Myanmar-China Brotherhood : Securing the Energy for China
By Morentalisa Hutapea – On the 2nd and 3rd June 2010 China’s Premier Minister, Wen Jiabao visited Myanmar in relation to his visits to several other state visits to Japan, Korea and Mongolia. According to the official press, the visit was related with the 60th anniversary of the establishment of diplomatic relations between China and Myanmar. During the two days visit, Wen Jiaobao announced the Myanmar-China oil and natural gas pipeline project. This announcement supported the public’s opinion about an ‘energy security agenda’ behind his visit to Myanmar.
China-Myanmar Relationship: Some Background Information:
For Myanmar, China has been its most important neighbour. China and Myanmar share 2227 kilometres of border, which makes the border with China, the longest border in Myanmar. Political relations remain strong for Myanmar as Myanmar was the first country that acknowledged the independence of China. This political relation was strengthened in 1954 when the People’s Republic of China and Burma signed a joint declaration on the Five Principles of Peaceful Coexistence. These five principles are (1) mutual respect for sovereignty and territorial integrity, (2) mutual non-aggression, (3) non-interference in each other’s internal affairs, (4) equality and mutual benefit, and (5) peaceful coexistence in developing diplomatic relations and economic and cultural exchanges.

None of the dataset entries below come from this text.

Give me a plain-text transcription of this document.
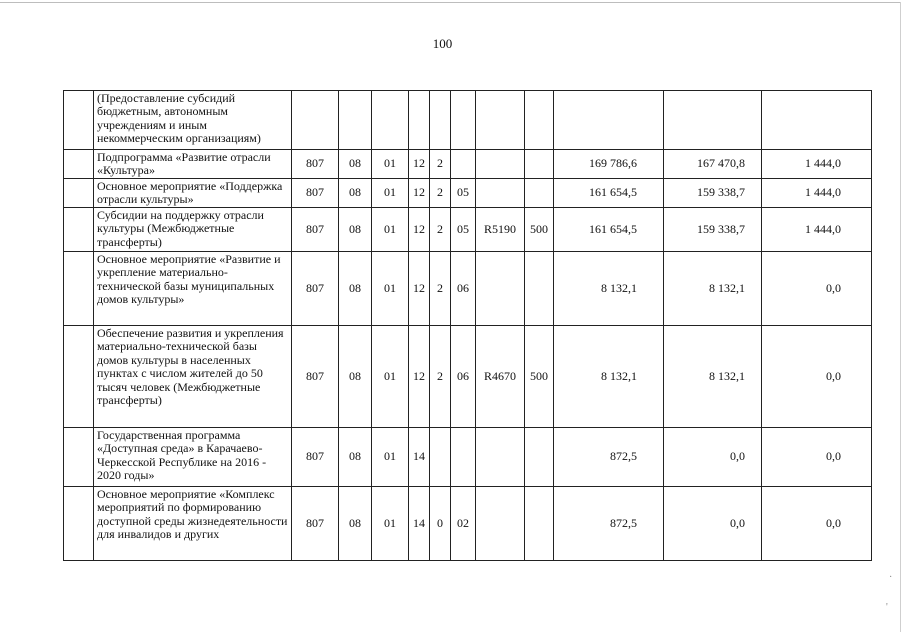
100
	(Предоставление субсидий бюджетным, автономным учреждениям и иным некоммерческим организациям)											
	Подпрограмма «Развитие отрасли «Культура»	807	08	01	12	2				169 786,6	167 470,8	1 444,0
	Основное мероприятие «Поддержка отрасли культуры»	807	08	01	12	2	05			161 654,5	159 338,7	1 444,0
	Субсидии на поддержку отрасли культуры (Межбюджетные трансферты)	807	08	01	12	2	05	R5190	500	161 654,5	159 338,7	1 444,0
	Основное мероприятие «Развитие и укрепление материально-технической базы муниципальных домов культуры»	807	08	01	12	2	06			8 132,1	8 132,1	0,0
	Обеспечение развития и укрепления материально-технической базы домов культуры в населенных пунктах с числом жителей до 50 тысяч человек (Межбюджетные трансферты)	807	08	01	12	2	06	R4670	500	8 132,1	8 132,1	0,0
	Государственная программа «Доступная среда» в Карачаево-Черкесской Республике на 2016 - 2020 годы»	807	08	01	14					872,5	0,0	0,0
	Основное мероприятие «Комплекс мероприятий по формированию доступной среды жизнедеятельности для инвалидов и других	807	08	01	14	0	02			872,5	0,0	0,0
·
'
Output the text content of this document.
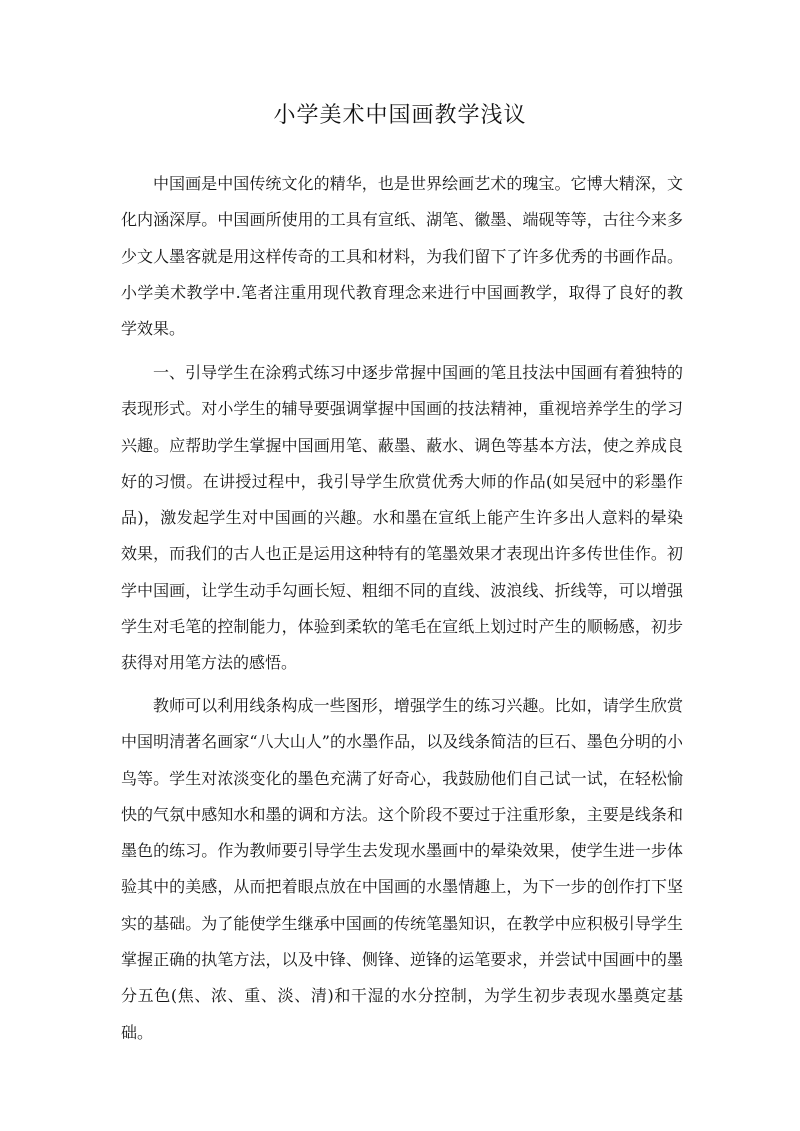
小学美术中国画教学浅议

中国画是中国传统文化的精华，也是世界绘画艺术的瑰宝。它博大精深，文化内涵深厚。中国画所使用的工具有宣纸、湖笔、徽墨、端砚等等，古往今来多少文人墨客就是用这样传奇的工具和材料，为我们留下了许多优秀的书画作品。小学美术教学中.笔者注重用现代教育理念来进行中国画教学，取得了良好的教学效果。

一、引导学生在涂鸦式练习中逐步常握中国画的笔且技法中国画有着独特的表现形式。对小学生的辅导要强调掌握中国画的技法精神，重视培养学生的学习兴趣。应帮助学生掌握中国画用笔、蔽墨、蔽水、调色等基本方法，使之养成良好的习惯。在讲授过程中，我引导学生欣赏优秀大师的作品(如吴冠中的彩墨作品)，激发起学生对中国画的兴趣。水和墨在宣纸上能产生许多出人意料的晕染效果，而我们的古人也正是运用这种特有的笔墨效果才表现出许多传世佳作。初学中国画，让学生动手勾画长短、粗细不同的直线、波浪线、折线等，可以增强学生对毛笔的控制能力，体验到柔软的笔毛在宣纸上划过时产生的顺畅感，初步获得对用笔方法的感悟。

教师可以利用线条构成一些图形，增强学生的练习兴趣。比如，请学生欣赏中国明清著名画家“八大山人”的水墨作品，以及线条简洁的巨石、墨色分明的小鸟等。学生对浓淡变化的墨色充满了好奇心，我鼓励他们自己试一试，在轻松愉快的气氛中感知水和墨的调和方法。这个阶段不要过于注重形象，主要是线条和墨色的练习。作为教师要引导学生去发现水墨画中的晕染效果，使学生进一步体验其中的美感，从而把着眼点放在中国画的水墨情趣上，为下一步的创作打下坚实的基础。为了能使学生继承中国画的传统笔墨知识，在教学中应积极引导学生掌握正确的执笔方法，以及中锋、侧锋、逆锋的运笔要求，并尝试中国画中的墨分五色(焦、浓、重、淡、清)和干湿的水分控制，为学生初步表现水墨奠定基础。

Just as the China-North Korea relation, China plays its role as a big brother for Myanmar, where China has been so long providing Myanmar with development and security aid. China has been the protector for Myanmar’s generals to secure their power. In the economic sector, China is one of the most important trading partners for Myanmar. Currently, China is Myanmar’s third largest trading partner and investor after Singapore and Myanmar. Up to January 2010, China has invested $1.848 billion in Myanmar, or 11.5 percent of Myanmar’s total foreign direct investment.
Meanwhile, for China the relations with Myanmar are closely related to several issues. The first is about the human security in the line of Myanmar’s border with China. Since both of the countries share a long border, the instability of Myanmar will directly impact China, at least the southern part of China. The impact of this vulnerability became obvious when the Myanmar army attacked rebels from the ethically Chinese Kokang minority group in August 2009. This attack forced more than 37,000 refugees to flood into China’s Yunnan province and prompting a rare admonishment from Beijing. 
In the economic sector trade plays an important role for shaping the relationship. Besides providing a market for China’s product, Myanmar also provides special access route for China to reshape the ancient ‘Silk Road’ to link its trade with countries like Bangladesh and India and Western Asia. This route will enable China to distribute its manufactured product in a cheaper way.